Два актера на одну роль
Шрифт:
Заходить к Депре было уже поздно. Это, однако же, не помешало Генриху свернуть на улицу Аббатства и посмотреть по крайней мере на дом, где живет его милая.
Слабый свет мерцал сквозь занавес окна у Клары. Генрих, закутавшись в плащ, долго не сводил глаз с этой светлой точки, звезды любви, которая сияла посреди всеобщего мрака.
Сцены былого теснились в его голове: он вспомнил тысячи очаровательных подробностей, в которых проглядывала чистейшая нежность, — цветок, подаренный и сохраненный как святыня; стих или два из романса, фраза, которая применялась к обстоятельствам; рука, оставленная в руке долее,
— Здесь, — говорил он, — здесь она живет; здесь она молится и работает; здесь она спит под крылом своего ангела-хранителя, который склоняется над нею, чтобы подсмотреть сновидения чистой девственной души.
Потом, через несколько минут, проведенных в восторженном созерцании, он вдруг опомнился и невольно сказал:
— Ну, если бы Рудольф увидел меня! Непременно назвал бы трубадуром и вызвался бы подарить абрикосового цвета кафтанчик с бархатными петлицами. Право, мне недостает только гитары. Если бы я хотя бы находился в Севилье или в Гренаде, под каким-нибудь мавританским балконом.
Он рассмеялся, но довольно принужденно: в глазах его стояли слезы.
А что делала между тем Клара?
Она сидела за маленьким столиком и что-то писала, или только шалила пером, потому что оно не оставляло следов на бумаге. Подле стоял графин с водой и лежал разрезанный лимон. В этот лимон девушка макала перо, как в чернильницу.

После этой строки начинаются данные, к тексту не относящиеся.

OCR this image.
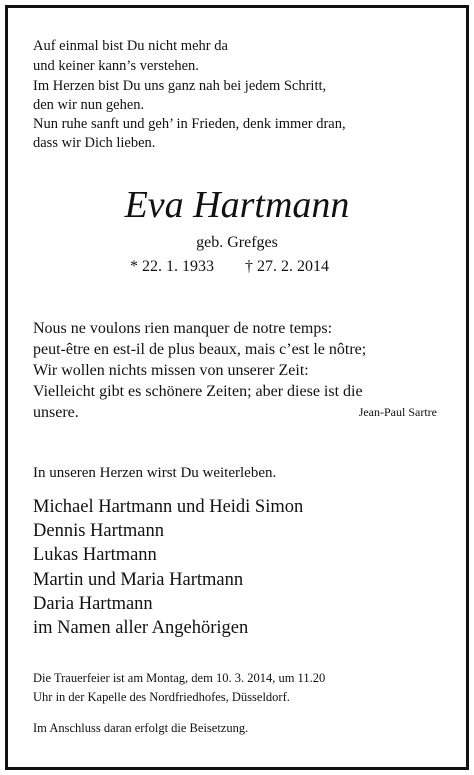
Auf einmal bist Du nicht mehr da
und keiner kann’s verstehen.
Im Herzen bist Du uns ganz nah bei jedem Schritt,
den wir nun gehen.
Nun ruhe sanft und geh’ in Frieden, denk immer dran,
dass wir Dich lieben.
Eva Hartmann
geb. Grefges
* 22. 1. 1933 † 27. 2. 2014
Nous ne voulons rien manquer de notre temps:
peut-être en est-il de plus beaux, mais c’est le nôtre;
Wir wollen nichts missen von unserer Zeit:
Vielleicht gibt es schönere Zeiten; aber diese ist die
unsere.	Jean-Paul Sartre
In unseren Herzen wirst Du weiterleben.
Michael Hartmann und Heidi Simon
Dennis Hartmann
Lukas Hartmann
Martin und Maria Hartmann
Daria Hartmann
im Namen aller Angehörigen
Die Trauerfeier ist am Montag, dem 10. 3. 2014, um 11.20
Uhr in der Kapelle des Nordfriedhofes, Düsseldorf.
Im Anschluss daran erfolgt die Beisetzung.
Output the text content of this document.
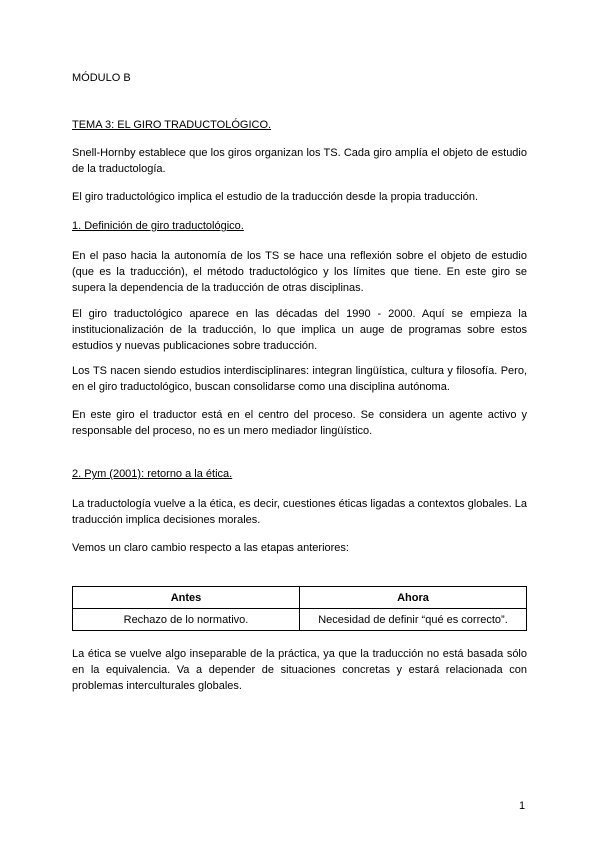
MÓDULO B

TEMA 3: EL GIRO TRADUCTOLÓGICO.

Snell-Hornby establece que los giros organizan los TS. Cada giro amplía el objeto de estudio de la traductología.

El giro traductológico implica el estudio de la traducción desde la propia traducción.

1. Definición de giro traductológico.

En el paso hacia la autonomía de los TS se hace una reflexión sobre el objeto de estudio (que es la traducción), el método traductológico y los límites que tiene. En este giro se supera la dependencia de la traducción de otras disciplinas.

El giro traductológico aparece en las décadas del 1990 - 2000. Aquí se empieza la institucionalización de la traducción, lo que implica un auge de programas sobre estos estudios y nuevas publicaciones sobre traducción.

Los TS nacen siendo estudios interdisciplinares: integran lingüística, cultura y filosofía. Pero, en el giro traductológico, buscan consolidarse como una disciplina autónoma.

En este giro el traductor está en el centro del proceso. Se considera un agente activo y responsable del proceso, no es un mero mediador lingüístico.

2. Pym (2001): retorno a la ética.

La traductología vuelve a la ética, es decir, cuestiones éticas ligadas a contextos globales. La traducción implica decisiones morales.

Vemos un claro cambio respecto a las etapas anteriores:

Antes	Ahora
Rechazo de lo normativo.	Necesidad de definir “qué es correcto”.

La ética se vuelve algo inseparable de la práctica, ya que la traducción no está basada sólo en la equivalencia. Va a depender de situaciones concretas y estará relacionada con problemas interculturales globales.

1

На улице, вдали, послышались звуки шарманки, и в то же время Депре, по обыкновению, пришел проститься с дочерью. Шарманка остановилась под освещенным окном и развернула весь свой репертуар.
— Черт бы его взял с его музыкой! — сказал с досадой старик. — Нашел время наигрывать польки!
— Эти бедняки тем именно и берут, что надоедают, — сказала со смехом Клара, — я брошу ему что-нибудь, так и уйдет.
Она завернула несколько медных монет в бумажку, исчерченную невидимыми иероглифами, и, приотворив окно, кинула к ногам странствующего музыканта. Тот поднял, развернул, опустил деньги в один карман и бережно спрятал бумажку в другой, потом закинул свой ящик на спину и поспешно ушел.
Дальберг тоже увидел белую ручку в потоке света, который на несколько секунд пробился в полуотворенное окно. Ему было довольно этого счастья на целые сутки. Он, конечно, не предполагал, что шарманщик унес, может быть, ответ на записку, найденную утром в церкви Сен-Жермен-де-Пре.
В Париже слово «утро» толкуется очень разнообразно: для чиновников, деловых и торговых людей оно соответствует времени от восьми часов до двенадцати, а для светских женщин, для актрис и герцогинь без гербов утро начинается в два или три часа пополудни и оканчивается в шесть. Дальберг, уже порядочно освоившийся с местными обычаями, вышел со двора около трех часов и, побродив несколько времени по Итальянскому Бульвару, чтобы не ворваться дикарем в приличный дом на рассвете, отправился к Амине, которая на улице Жубер занимала княжескую квартиру.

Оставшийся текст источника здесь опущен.